Historical behavior offered context. When the same metric spiked after a long drawdown in March and April, Bitcoin formed a local bottom. That move preceded a 64% bull run. Traders tracked the metric closely because similar conditions formed this month.
Market participants questioned whether this renewed activity could support a near-term recovery.
Federal Reserve expectations shifted sharply. Rate-cut odds for December rose from 40% to almost 70% within one week. This change supported part of Bitcoin’s weekend recovery. Yet analysts monitored ongoing risks linked to inflation concerns and slower transitions into quantitative easing.
Digital asset treasuries traded below their net asset value. This limited their ability to accumulate during the downturn. Spot Bitcoin and Ethereum ETFs also traded in negative territory, adding pressure.

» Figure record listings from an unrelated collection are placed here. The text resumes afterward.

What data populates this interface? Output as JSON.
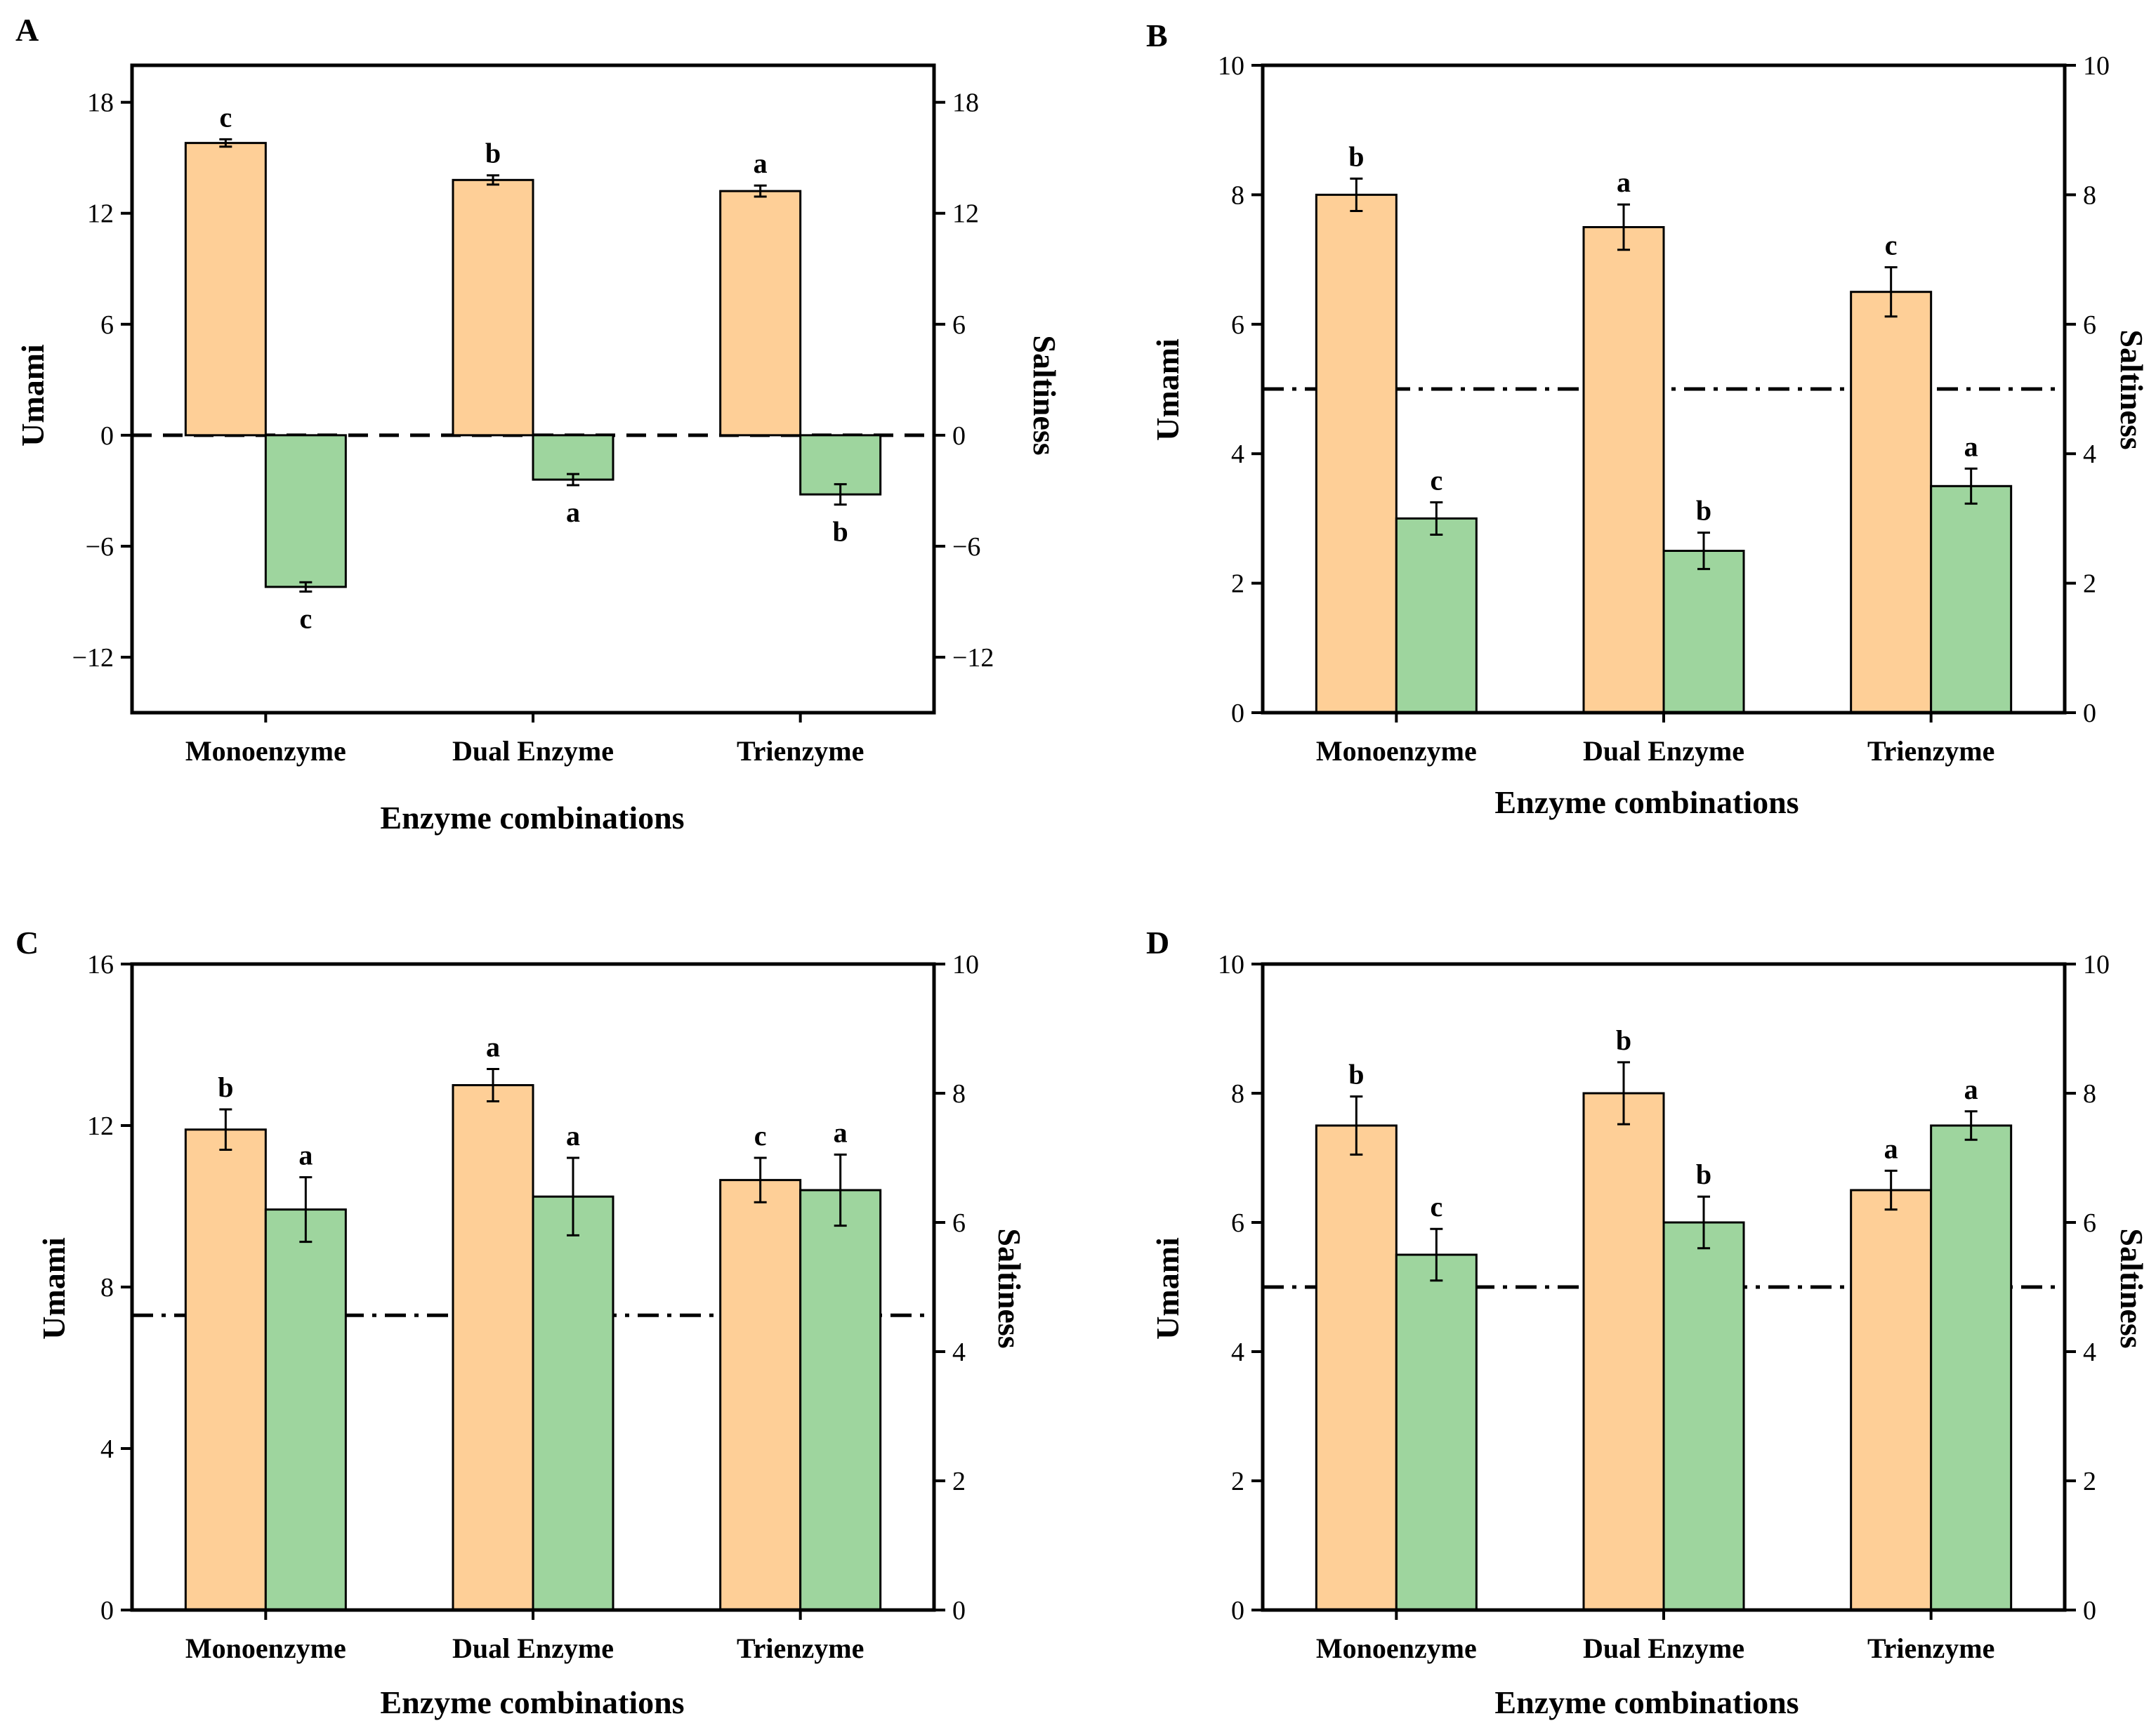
{
  "colors": {
    "umami_bar": "#FECF97",
    "saltiness_bar": "#9ED59E",
    "outline": "#000000",
    "reference_line": "#000000"
  },
  "chart_data": [
    {
      "panel": "A",
      "type": "bar",
      "categories": [
        "Monoenzyme",
        "Dual Enzyme",
        "Trienzyme"
      ],
      "xlabel": "Enzyme combinations",
      "ylabel": "Umami",
      "y2label": "Saltiness",
      "ylim": [
        -15,
        20
      ],
      "y2lim": [
        -15,
        20
      ],
      "yticks": [
        -12,
        -6,
        0,
        6,
        12,
        18
      ],
      "y2ticks": [
        -12,
        -6,
        0,
        6,
        12,
        18
      ],
      "reference_line": {
        "value": 0,
        "style": "dashed"
      },
      "series": [
        {
          "key": "umami",
          "axis": "left",
          "values": [
            15.8,
            13.8,
            13.2
          ],
          "errors": [
            0.2,
            0.25,
            0.3
          ],
          "letters": [
            "c",
            "b",
            "a"
          ]
        },
        {
          "key": "saltiness",
          "axis": "right",
          "values": [
            -8.2,
            -2.4,
            -3.2
          ],
          "errors": [
            0.25,
            0.3,
            0.55
          ],
          "letters": [
            "c",
            "a",
            "b"
          ]
        }
      ]
    },
    {
      "panel": "B",
      "type": "bar",
      "categories": [
        "Monoenzyme",
        "Dual Enzyme",
        "Trienzyme"
      ],
      "xlabel": "Enzyme combinations",
      "ylabel": "Umami",
      "y2label": "Saltiness",
      "ylim": [
        0,
        10
      ],
      "y2lim": [
        0,
        10
      ],
      "yticks": [
        0,
        2,
        4,
        6,
        8,
        10
      ],
      "y2ticks": [
        0,
        2,
        4,
        6,
        8,
        10
      ],
      "reference_line": {
        "value": 5,
        "style": "dashdot"
      },
      "series": [
        {
          "key": "umami",
          "axis": "left",
          "values": [
            8.0,
            7.5,
            6.5
          ],
          "errors": [
            0.25,
            0.35,
            0.38
          ],
          "letters": [
            "b",
            "a",
            "c"
          ]
        },
        {
          "key": "saltiness",
          "axis": "right",
          "values": [
            3.0,
            2.5,
            3.5
          ],
          "errors": [
            0.25,
            0.28,
            0.27
          ],
          "letters": [
            "c",
            "b",
            "a"
          ]
        }
      ]
    },
    {
      "panel": "C",
      "type": "bar",
      "categories": [
        "Monoenzyme",
        "Dual Enzyme",
        "Trienzyme"
      ],
      "xlabel": "Enzyme combinations",
      "ylabel": "Umami",
      "y2label": "Saltiness",
      "ylim": [
        0,
        16
      ],
      "y2lim": [
        0,
        10
      ],
      "yticks": [
        0,
        4,
        8,
        12,
        16
      ],
      "y2ticks": [
        0,
        2,
        4,
        6,
        8,
        10
      ],
      "reference_line": {
        "value": 7.3,
        "style": "dashdot"
      },
      "series": [
        {
          "key": "umami",
          "axis": "left",
          "values": [
            11.9,
            13.0,
            10.65
          ],
          "errors": [
            0.5,
            0.4,
            0.55
          ],
          "letters": [
            "b",
            "a",
            "c"
          ]
        },
        {
          "key": "saltiness",
          "axis": "right",
          "values": [
            6.2,
            6.4,
            6.5
          ],
          "errors": [
            0.5,
            0.6,
            0.55
          ],
          "letters": [
            "a",
            "a",
            "a"
          ]
        }
      ]
    },
    {
      "panel": "D",
      "type": "bar",
      "categories": [
        "Monoenzyme",
        "Dual Enzyme",
        "Trienzyme"
      ],
      "xlabel": "Enzyme combinations",
      "ylabel": "Umami",
      "y2label": "Saltiness",
      "ylim": [
        0,
        10
      ],
      "y2lim": [
        0,
        10
      ],
      "yticks": [
        0,
        2,
        4,
        6,
        8,
        10
      ],
      "y2ticks": [
        0,
        2,
        4,
        6,
        8,
        10
      ],
      "reference_line": {
        "value": 5,
        "style": "dashdot"
      },
      "series": [
        {
          "key": "umami",
          "axis": "left",
          "values": [
            7.5,
            8.0,
            6.5
          ],
          "errors": [
            0.45,
            0.48,
            0.3
          ],
          "letters": [
            "b",
            "b",
            "a"
          ]
        },
        {
          "key": "saltiness",
          "axis": "right",
          "values": [
            5.5,
            6.0,
            7.5
          ],
          "errors": [
            0.4,
            0.4,
            0.22
          ],
          "letters": [
            "c",
            "b",
            "a"
          ]
        }
      ]
    }
  ]
}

Read More: Bitcoin Price Recovers Slightly Above $86,000 After Heavy ETF Outflows
Options data pointed to a cautious stance. Traders added large put positions for December 2025, mostly in the $80,000 to $85,000 range. This build-up suggested active downside protection across the market.
Analysts tracked the possibility of a temporary move into the mid-$70,000 range before a rebound toward $90,000 by year-end, depending on Federal Reserve signals. Market sentiment stayed in extreme fear territory although it improved after the weekend bounce. Could rising dip-buying interest offset heavy long liquidations?
Bitcoin faces a challenging period marked by four straight weekly losses, rising long liquidations, weak ETF flows, and cautious options positioning. Yet stronger BTC spot demand and shifting Federal Reserve expectations suggest growing interest at lower prices. Traders should monitor leverage conditions and rate signals for the next decisive move.